# Managed Images

Managed Images is a feature of the RI Platform that allows you to easily containerize a model's dependencies --- programmatically (e.g., via the Python SDK) specify your model's dependencies and easily swap between Docker images as you run different models!

Currently Managed Images operates via [AWS ECR](https://docs.aws.amazon.com/AmazonECR/latest/userguide/what-is-ecr.html).

*NOTE*: as of version 0.13.0, the Managed Images feature is enabled by default in our Terraform module.

Configuration for this feature is handled via the `image_registry_config` of the `rime` Terraform module:
```
module "rime" {
  ...
  image_registry_config = {
    enable                       = true
    allow_external_custom_images = true
    repository_prefix            = ""
  }
  ...
}
```

## `repository_prefix`

The `repository_prefix` is a string that labels your managed image repositories within ECR.

The RI Platform will operate **only** on repositories beginning with this `repository_prefix`.

## Permissions for the Managed Image Registry

Permissions for Managed Images can be applied automatically by an admin when applying our Terraform module.
```
ecr:CreateRepository
ecr:DeleteRepository
ecr:DescribeImages
ecr:PutLifecyclePolicy
ecr:ListImages
```

These permissions allow the registry server to create and modify repositories with the given `repository_prefix`. Additionally, it requires `ecr:GetAuthorizationToken` for all resources in order to authorize itself.
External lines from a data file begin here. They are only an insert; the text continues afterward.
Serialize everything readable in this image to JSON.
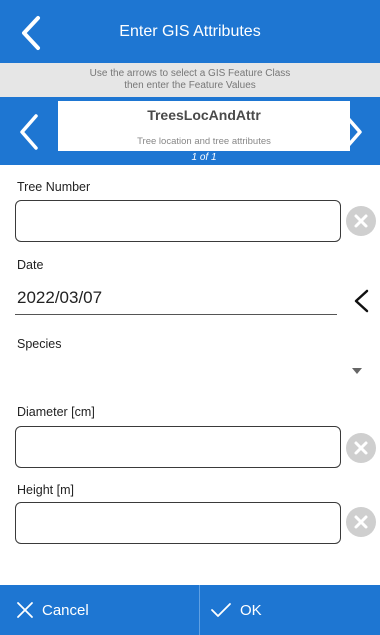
{
  "header": {
    "title": "Enter GIS Attributes",
    "back_icon": "chevron-left-icon"
  },
  "instructions": {
    "line1": "Use the arrows to select a GIS Feature Class",
    "line2": "then enter the Feature Values"
  },
  "feature_class": {
    "name": "TreesLocAndAttr",
    "description": "Tree location and tree attributes",
    "count": "1 of 1"
  },
  "fields": {
    "tree_number": {
      "label": "Tree Number",
      "value": ""
    },
    "date": {
      "label": "Date",
      "value": "2022/03/07"
    },
    "species": {
      "label": "Species",
      "value": ""
    },
    "diameter": {
      "label": "Diameter [cm]",
      "value": ""
    },
    "height": {
      "label": "Height [m]",
      "value": ""
    }
  },
  "footer": {
    "cancel_label": "Cancel",
    "ok_label": "OK"
  },
  "colors": {
    "accent": "#1e76d2",
    "instruction_bg": "#e6e6e6",
    "clear_icon": "#cfcfcf"
  }
}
Jobs executed by the registry server use the following permissions to build new images:
```
ecr:BatchGetImage
ecr:BatchCheckLayerAvailability
ecr:CompleteLayerUpload
ecr:GetDownloadUrlForLayer
ecr:InitiateLayerUpload
ecr:PutImage
ecr:UploadLayerPart
```

These permissions allow these jobs to pull and push new images to the repositories created with prefix `repository_prefix`. These jobs also require `ecr:GetAuthorizationToken` for all resources in order to authorize themeselves.